The Cabinet Committee on Economic Affairs (CCEA), on 20 November 2019 gave its approval to the proposed amendment to the to the Toll Operate Transfer (TOT) model of the National Highways Authority of India (NHAI). After the successful roll out of the TOT model in 2016, CCEA’s recent decision appears to be with a view to increase more participation of institutional investors in national highways sector for raising funds for NHAI.
In 2016, the CCEA had first allowed NHAI to monetise the public funded national highways projects for raising funds from private or institutional investors by providing the right of collection and appropriation of tolls to concessionaire selected through an open, transparent competitive bidding (2016 TOT Model). The eligible projects under the 2016 TOT Model were brownfield highway projects, which were operational and generating toll revenues for 2 years after the Commercial Operation Date (COD). The 2016 TOT Model was rolled out to reduce the involvement of NHAI post construction of the highways and for providing with an overall framework for efficient Operation and Maintenance (O&M) of the national highways. Under the 2016 TOT Model, the selected bidder was given the right to collect toll and operate and maintain the highway for a pre-determined concession period of 30 years against an upfront lump sum amount to NHAI.
➢ The proposed amendment relaxes the eligibility criteria given under the 2016 TOT Model by reducing the operationalisation period of highways thereby approving monetisation of public funded highways 1 year after they are operational. Under the 2016 TOT Model, NHAI could monetise completed Engineering Procurement Construction (EPC) and Build operate and Transfer (BOT) annuity highway projects, which had completed at least 2 years post COD on demonstrating stability in traffic numbers post COD. The amendment to the 2016 TOT Model will now allow NHAI to monetise assets with lesser operational period thereby allowing NHAI to raise funds by way of offering more highway projects to private or institutional investors.
➢ Amongst other changes, NHAI is also given the authority to determine the concession period of the projects between 15 to 30 years as opposed to previous fixed concession period of 30 years under the 2016 TOT Model.
➢ The monetisation of the highway using the TOT model will be subject to approval of competent authority in the Ministry of Road Transport and Highways or NHAI on a case to case basis.
➢ NHAI has identified around 75 operational projects bundled into 10 separate bids for potential monetisation.

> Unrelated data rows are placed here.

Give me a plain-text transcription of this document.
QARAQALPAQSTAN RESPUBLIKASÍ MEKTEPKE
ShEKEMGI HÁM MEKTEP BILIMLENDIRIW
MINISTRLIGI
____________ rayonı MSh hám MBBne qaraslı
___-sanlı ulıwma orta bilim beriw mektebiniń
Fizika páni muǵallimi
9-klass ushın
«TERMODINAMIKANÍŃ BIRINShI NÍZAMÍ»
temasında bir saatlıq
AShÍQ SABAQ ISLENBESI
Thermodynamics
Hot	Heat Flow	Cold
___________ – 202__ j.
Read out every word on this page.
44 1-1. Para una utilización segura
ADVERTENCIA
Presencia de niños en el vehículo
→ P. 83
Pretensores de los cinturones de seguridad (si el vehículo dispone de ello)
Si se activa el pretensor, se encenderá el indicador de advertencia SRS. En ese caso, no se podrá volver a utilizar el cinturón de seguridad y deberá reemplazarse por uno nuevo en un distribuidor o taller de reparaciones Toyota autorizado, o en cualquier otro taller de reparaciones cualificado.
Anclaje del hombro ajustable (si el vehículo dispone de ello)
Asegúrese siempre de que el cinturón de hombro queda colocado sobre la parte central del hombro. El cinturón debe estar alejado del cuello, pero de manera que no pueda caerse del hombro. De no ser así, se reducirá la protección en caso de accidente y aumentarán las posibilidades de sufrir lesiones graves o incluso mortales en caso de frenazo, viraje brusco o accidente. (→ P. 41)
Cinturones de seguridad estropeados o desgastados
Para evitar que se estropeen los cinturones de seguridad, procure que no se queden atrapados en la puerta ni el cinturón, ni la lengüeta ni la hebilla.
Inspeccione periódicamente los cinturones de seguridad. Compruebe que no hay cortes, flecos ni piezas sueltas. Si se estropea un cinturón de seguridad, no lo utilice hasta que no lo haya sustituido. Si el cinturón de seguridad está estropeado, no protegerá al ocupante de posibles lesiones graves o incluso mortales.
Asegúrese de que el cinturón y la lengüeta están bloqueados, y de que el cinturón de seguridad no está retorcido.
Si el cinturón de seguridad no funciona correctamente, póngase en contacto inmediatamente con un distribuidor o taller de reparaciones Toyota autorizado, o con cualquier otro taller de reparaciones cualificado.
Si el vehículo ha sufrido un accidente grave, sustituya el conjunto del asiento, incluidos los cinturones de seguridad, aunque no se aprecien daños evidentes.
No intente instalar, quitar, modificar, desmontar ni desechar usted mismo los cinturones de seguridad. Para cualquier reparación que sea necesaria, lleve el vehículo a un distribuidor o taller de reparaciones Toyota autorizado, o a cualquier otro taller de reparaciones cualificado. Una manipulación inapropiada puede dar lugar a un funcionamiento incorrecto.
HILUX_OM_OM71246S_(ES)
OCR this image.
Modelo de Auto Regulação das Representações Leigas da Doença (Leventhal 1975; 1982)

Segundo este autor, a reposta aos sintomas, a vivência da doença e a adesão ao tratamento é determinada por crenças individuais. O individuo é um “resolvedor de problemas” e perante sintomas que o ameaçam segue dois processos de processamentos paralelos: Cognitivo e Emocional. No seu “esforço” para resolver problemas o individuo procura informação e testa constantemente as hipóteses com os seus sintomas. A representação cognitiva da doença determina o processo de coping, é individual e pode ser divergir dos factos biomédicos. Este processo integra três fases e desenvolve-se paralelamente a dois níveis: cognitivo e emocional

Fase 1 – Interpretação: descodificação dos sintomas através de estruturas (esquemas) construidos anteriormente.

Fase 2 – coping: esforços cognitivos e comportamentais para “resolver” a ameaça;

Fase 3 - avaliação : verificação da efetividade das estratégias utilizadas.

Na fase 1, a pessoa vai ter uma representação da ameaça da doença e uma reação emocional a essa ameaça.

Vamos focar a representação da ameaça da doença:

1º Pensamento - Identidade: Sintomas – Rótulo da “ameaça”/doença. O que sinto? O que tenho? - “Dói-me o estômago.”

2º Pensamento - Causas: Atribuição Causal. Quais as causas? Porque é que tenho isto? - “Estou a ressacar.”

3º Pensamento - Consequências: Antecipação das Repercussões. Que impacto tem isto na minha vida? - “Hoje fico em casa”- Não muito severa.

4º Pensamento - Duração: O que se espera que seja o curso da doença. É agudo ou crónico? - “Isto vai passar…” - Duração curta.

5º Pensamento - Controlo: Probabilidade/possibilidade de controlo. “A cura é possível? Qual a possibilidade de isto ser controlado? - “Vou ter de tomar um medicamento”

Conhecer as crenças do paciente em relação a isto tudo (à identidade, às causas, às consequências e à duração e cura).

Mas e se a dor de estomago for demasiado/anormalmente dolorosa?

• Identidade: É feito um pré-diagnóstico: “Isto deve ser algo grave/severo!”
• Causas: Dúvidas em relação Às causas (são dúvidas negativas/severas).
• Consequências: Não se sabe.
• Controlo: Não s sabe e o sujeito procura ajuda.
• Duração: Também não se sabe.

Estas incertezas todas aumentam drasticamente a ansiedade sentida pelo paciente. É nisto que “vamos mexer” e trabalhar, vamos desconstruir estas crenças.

➢ The fund raised from the proceeds of monetisation will be utilised by the government to meet its fund requirements and for future development of highways in the country including O&M of national highways.
The CCEA’s decision to reduce the operationalisation period for highways to be eligible for monetisation is a welcome move and is in the right direction to attract more private investors to bid for highway projects by providing wider sets of assets. Introduction of shorter concession period will make highway assets more attractive, as investors will be able to make a better risk reward projection. Further, for institutional investors it will allow good opportunity to assess the sectoral challenges, risk and return projection. CCEA’s move is likely to provide the much needed funding to NHAI to finance its existing debt and this move will provide impetus to the government in achieving the target under the ambitious Bharatmala programme.